The STEM experiments were performed using a FEI Titan Themis 300 double Cs corrected microscope at a 80 kV acceleration voltage to avoid specimen damage induced by the beam. The scanning probe had a 28 mrad semiconvergence angle which allows achieving a resolution close to 1 Å. The data was acquired under annular dark field conditions using an annular detector with a semicollection angle between 40 and 200 mrad.

Photoemission electron momentum microscopy

In order to avoid charging effects during the PEEM experiment, we used Zn-doped GaAs(111)B (Semiconductor Wafer Inc.) with doping concentration of 2 × 10¹⁸–5 × 10¹⁹ cm⁻³ as a substrate. The µm-scale PEEM, k-PEEM, and XPS measurements of GaSe were performed on the same area with a NanoESCA MkI spectro-microscope (Scienta Omicron) in ultra-high vacuum (2 × 10⁻¹⁰ mbar) and room temperature conditions.^34,35 For threshold secondary electron PEEM imaging and k-PEEM band structure imaging, the ultraviolet (UV) illumination was provided by a vacuum UV helium cold cathode lamp (hν = 21. 2 eV) at an off-normal angle of 65°. The excitation photon energy of 21.2 eV ensures efficient photoemission of valence band electrons due to the high cross-section values for the main valence band states of Ga 4p, Ga 4s, Se 4p, and Se 4s at the photon energy of the helium lamp.

For the same area k-PEEM and XPS measurements, a field aperture located at the first intermediate image plane in the PEEM column was closed in order to select a region of ~20 µm in diameter for simultaneous µm-scale electronic band structure imaging and chemical analysis. For k-PEEM, pass energies of 50 and 25 eV with an entrance slit size of 1 mm were used resulting in analyzer resolution of 200 and 100 meV, respectively. For the core-level XPS analysis, pass energy of 50 eV for entrance slit size of 2 mm was used providing an analyzer resolution of 400 meV.

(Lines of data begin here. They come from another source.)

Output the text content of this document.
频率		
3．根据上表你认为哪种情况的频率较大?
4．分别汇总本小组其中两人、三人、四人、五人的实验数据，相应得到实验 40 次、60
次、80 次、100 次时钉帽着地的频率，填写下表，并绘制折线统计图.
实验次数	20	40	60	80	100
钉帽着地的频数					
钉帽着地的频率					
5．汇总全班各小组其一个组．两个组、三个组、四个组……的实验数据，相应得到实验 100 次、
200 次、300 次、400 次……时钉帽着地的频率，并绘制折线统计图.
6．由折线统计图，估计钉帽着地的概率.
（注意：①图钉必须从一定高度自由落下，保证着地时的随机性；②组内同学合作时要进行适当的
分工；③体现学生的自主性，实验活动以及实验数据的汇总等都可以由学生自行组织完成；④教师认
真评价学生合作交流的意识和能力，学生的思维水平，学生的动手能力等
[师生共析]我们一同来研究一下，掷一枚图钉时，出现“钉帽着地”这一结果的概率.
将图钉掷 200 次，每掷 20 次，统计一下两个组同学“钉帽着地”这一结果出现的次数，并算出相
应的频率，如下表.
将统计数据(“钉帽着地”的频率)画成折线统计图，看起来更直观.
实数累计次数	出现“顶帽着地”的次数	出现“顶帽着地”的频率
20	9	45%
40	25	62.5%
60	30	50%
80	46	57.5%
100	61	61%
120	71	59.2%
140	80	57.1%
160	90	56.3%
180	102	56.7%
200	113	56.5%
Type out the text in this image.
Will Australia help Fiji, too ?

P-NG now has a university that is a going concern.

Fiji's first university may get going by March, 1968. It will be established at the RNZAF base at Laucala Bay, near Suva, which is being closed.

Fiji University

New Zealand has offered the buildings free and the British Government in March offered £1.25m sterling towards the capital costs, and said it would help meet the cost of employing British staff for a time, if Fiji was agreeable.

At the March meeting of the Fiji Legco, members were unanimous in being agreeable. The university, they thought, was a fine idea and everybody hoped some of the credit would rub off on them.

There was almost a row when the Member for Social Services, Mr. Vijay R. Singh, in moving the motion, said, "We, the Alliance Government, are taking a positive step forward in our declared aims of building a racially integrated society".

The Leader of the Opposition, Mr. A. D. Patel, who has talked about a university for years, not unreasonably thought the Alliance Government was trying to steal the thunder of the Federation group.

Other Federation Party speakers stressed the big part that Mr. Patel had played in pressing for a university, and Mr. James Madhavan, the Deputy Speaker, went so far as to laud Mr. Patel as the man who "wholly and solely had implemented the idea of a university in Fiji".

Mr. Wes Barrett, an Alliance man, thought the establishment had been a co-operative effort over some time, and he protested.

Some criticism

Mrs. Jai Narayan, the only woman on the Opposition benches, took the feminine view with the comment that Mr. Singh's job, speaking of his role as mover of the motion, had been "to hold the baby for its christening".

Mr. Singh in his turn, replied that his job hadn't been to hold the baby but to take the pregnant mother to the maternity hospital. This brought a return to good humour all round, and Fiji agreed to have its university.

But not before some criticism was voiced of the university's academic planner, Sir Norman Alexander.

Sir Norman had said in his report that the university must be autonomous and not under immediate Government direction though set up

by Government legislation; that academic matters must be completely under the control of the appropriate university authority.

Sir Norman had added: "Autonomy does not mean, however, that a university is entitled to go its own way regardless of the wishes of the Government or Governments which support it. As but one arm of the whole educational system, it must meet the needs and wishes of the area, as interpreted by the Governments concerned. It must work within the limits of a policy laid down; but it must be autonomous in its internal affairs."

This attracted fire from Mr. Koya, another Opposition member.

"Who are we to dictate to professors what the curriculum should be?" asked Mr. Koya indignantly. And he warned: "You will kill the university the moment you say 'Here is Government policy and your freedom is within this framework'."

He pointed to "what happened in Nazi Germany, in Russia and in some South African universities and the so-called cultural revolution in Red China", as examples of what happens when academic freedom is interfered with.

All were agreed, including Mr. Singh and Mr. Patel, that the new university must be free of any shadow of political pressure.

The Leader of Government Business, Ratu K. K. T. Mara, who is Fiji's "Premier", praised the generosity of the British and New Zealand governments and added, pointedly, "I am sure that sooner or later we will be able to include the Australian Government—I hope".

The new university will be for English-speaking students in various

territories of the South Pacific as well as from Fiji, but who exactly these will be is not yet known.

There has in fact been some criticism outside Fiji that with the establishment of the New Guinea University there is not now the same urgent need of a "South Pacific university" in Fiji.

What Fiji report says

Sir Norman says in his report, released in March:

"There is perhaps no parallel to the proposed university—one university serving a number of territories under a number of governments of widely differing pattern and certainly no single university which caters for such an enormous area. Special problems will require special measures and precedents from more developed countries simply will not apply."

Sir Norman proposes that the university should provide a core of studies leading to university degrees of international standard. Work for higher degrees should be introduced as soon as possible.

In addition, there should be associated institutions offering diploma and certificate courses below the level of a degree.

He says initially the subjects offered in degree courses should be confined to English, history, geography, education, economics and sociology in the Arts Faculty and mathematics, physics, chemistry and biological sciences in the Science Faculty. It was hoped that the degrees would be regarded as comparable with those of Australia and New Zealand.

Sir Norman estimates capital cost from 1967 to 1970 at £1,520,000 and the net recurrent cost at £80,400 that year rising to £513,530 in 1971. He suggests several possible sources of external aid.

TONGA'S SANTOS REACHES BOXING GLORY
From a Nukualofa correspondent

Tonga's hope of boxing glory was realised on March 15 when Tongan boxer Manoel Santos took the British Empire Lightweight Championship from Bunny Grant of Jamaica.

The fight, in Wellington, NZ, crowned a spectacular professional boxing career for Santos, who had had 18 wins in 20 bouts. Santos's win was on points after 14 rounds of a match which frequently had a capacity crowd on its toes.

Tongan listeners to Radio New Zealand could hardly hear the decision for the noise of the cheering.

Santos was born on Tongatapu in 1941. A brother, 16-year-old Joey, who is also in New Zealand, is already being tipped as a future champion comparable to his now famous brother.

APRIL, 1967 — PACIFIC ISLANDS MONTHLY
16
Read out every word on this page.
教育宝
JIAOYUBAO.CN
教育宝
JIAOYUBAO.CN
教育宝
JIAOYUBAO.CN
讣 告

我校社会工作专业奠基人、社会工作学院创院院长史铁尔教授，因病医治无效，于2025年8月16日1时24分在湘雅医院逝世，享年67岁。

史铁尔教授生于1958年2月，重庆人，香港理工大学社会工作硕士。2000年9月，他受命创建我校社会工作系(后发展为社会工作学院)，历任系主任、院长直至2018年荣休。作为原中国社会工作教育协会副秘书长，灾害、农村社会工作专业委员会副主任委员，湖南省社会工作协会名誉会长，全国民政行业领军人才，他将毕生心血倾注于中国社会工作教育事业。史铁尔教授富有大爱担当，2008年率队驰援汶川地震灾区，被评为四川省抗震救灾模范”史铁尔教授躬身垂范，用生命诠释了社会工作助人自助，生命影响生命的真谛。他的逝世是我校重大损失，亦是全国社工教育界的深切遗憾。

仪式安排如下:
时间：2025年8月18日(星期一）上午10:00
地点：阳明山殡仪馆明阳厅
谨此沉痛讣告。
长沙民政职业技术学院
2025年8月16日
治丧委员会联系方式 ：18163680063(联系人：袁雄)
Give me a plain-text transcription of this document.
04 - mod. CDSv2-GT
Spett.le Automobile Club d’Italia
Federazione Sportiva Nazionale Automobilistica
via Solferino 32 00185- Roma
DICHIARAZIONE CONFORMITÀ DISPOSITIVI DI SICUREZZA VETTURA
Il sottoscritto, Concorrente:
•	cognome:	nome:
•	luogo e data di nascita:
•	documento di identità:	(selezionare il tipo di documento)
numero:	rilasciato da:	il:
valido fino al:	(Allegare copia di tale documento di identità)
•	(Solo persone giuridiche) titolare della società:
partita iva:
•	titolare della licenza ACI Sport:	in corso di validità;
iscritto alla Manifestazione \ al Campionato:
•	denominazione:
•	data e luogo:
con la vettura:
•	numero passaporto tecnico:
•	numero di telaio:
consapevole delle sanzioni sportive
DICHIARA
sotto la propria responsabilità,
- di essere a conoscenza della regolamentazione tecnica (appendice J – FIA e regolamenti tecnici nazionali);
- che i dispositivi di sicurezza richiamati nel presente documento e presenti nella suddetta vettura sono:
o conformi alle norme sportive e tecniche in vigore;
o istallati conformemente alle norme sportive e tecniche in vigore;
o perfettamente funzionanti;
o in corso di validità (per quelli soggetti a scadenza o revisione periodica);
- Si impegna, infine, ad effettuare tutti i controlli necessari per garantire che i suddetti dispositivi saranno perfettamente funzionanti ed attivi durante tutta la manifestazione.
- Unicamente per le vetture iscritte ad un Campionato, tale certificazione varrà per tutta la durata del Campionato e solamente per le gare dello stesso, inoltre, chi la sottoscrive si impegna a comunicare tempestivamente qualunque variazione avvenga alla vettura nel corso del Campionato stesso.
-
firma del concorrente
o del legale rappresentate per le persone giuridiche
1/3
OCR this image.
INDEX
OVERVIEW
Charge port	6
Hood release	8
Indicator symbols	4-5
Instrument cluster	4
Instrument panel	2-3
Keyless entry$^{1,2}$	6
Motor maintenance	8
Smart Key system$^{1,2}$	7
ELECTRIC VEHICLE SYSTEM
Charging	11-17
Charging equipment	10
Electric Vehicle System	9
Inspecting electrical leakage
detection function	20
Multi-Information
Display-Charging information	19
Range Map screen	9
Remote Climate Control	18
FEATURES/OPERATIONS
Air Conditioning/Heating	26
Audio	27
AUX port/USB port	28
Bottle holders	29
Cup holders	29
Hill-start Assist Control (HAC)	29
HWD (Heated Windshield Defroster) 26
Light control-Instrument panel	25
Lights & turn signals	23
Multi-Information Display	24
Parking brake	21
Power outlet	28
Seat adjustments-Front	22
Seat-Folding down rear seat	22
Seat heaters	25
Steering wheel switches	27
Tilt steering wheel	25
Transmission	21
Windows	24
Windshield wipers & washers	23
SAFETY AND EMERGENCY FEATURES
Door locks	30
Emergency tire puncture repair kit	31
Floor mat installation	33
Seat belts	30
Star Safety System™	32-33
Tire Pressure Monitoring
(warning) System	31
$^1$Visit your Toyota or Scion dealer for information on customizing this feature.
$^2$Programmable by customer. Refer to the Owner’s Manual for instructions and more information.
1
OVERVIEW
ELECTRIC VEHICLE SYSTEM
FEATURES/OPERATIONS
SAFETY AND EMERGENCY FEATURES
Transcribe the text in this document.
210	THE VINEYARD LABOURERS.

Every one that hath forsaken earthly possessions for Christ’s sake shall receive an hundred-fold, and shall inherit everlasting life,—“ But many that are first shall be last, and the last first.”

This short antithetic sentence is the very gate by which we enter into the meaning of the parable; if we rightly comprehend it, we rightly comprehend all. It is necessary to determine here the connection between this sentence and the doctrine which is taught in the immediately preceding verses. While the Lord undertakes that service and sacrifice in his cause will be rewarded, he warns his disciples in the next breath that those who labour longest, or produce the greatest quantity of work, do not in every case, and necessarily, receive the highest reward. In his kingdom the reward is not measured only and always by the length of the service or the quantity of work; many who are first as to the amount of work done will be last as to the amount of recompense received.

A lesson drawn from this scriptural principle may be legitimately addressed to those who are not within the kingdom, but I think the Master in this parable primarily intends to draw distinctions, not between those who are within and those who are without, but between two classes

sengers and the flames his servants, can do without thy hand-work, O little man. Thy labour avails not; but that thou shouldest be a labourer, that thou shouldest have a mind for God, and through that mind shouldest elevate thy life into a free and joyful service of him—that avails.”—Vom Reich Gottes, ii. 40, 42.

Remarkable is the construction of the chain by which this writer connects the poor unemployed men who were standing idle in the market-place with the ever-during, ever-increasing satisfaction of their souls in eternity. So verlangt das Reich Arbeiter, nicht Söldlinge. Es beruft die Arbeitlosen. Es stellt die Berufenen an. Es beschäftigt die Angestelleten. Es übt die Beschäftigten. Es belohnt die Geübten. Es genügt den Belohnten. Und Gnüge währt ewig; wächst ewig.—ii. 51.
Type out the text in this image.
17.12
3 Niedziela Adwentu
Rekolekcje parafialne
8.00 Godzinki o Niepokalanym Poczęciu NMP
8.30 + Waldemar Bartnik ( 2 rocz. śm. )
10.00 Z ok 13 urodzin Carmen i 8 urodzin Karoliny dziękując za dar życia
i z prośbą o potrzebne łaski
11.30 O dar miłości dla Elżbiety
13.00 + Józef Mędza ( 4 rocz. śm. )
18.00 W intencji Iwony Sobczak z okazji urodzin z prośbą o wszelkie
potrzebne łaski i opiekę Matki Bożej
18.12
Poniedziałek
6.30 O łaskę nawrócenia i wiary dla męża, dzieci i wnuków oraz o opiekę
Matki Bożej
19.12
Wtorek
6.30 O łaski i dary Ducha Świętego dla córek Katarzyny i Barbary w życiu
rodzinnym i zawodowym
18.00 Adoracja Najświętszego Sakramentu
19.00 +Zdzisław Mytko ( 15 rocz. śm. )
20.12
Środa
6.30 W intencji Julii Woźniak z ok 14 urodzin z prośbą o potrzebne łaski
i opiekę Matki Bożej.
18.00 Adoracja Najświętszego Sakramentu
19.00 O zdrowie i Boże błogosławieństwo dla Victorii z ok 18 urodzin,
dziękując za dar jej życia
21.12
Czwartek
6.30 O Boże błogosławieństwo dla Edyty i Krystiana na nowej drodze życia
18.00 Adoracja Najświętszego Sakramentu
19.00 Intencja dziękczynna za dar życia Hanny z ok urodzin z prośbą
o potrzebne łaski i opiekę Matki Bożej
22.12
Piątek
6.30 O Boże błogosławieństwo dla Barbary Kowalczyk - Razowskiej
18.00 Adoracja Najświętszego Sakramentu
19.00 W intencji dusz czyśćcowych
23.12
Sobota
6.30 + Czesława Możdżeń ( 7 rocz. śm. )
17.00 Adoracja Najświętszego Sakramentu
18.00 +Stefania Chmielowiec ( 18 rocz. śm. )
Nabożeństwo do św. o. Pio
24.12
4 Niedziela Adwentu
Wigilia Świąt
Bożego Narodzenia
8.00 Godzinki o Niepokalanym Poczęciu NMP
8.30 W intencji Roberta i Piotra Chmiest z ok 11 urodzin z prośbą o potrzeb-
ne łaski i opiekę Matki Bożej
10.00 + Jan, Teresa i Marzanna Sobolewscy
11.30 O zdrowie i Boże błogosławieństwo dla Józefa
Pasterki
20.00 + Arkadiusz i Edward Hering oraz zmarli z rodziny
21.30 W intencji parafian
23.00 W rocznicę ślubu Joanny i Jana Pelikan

Work-function mapping was performed by fitting the onset of the secondary electron emission signal in the spectrum at each image pixel of the PEEM image series, thereby providing a local value of the work function. The values were shifted by 0.98 eV compensating for the Schottky effect.³⁶ The dispersion relationship for the top valence band structure centered on the Γ point (k_// = 0 Å⁻¹) was obtained by first averaging the E_bin vs. k slices of the k-PEEM image stack along the three equivalent MGM′ directions. Then, each constant-k intensity curve was fitted with a Gaussian peak yielding a peak position which was used to trace the dispersion relationship in the range of the inverted structure (E_B = 0.86–0.91 eV; k _//  = 0–0.15 Å⁻¹).

Data availability

The data that support the findings of this study are available from the corresponding author on reasonable request.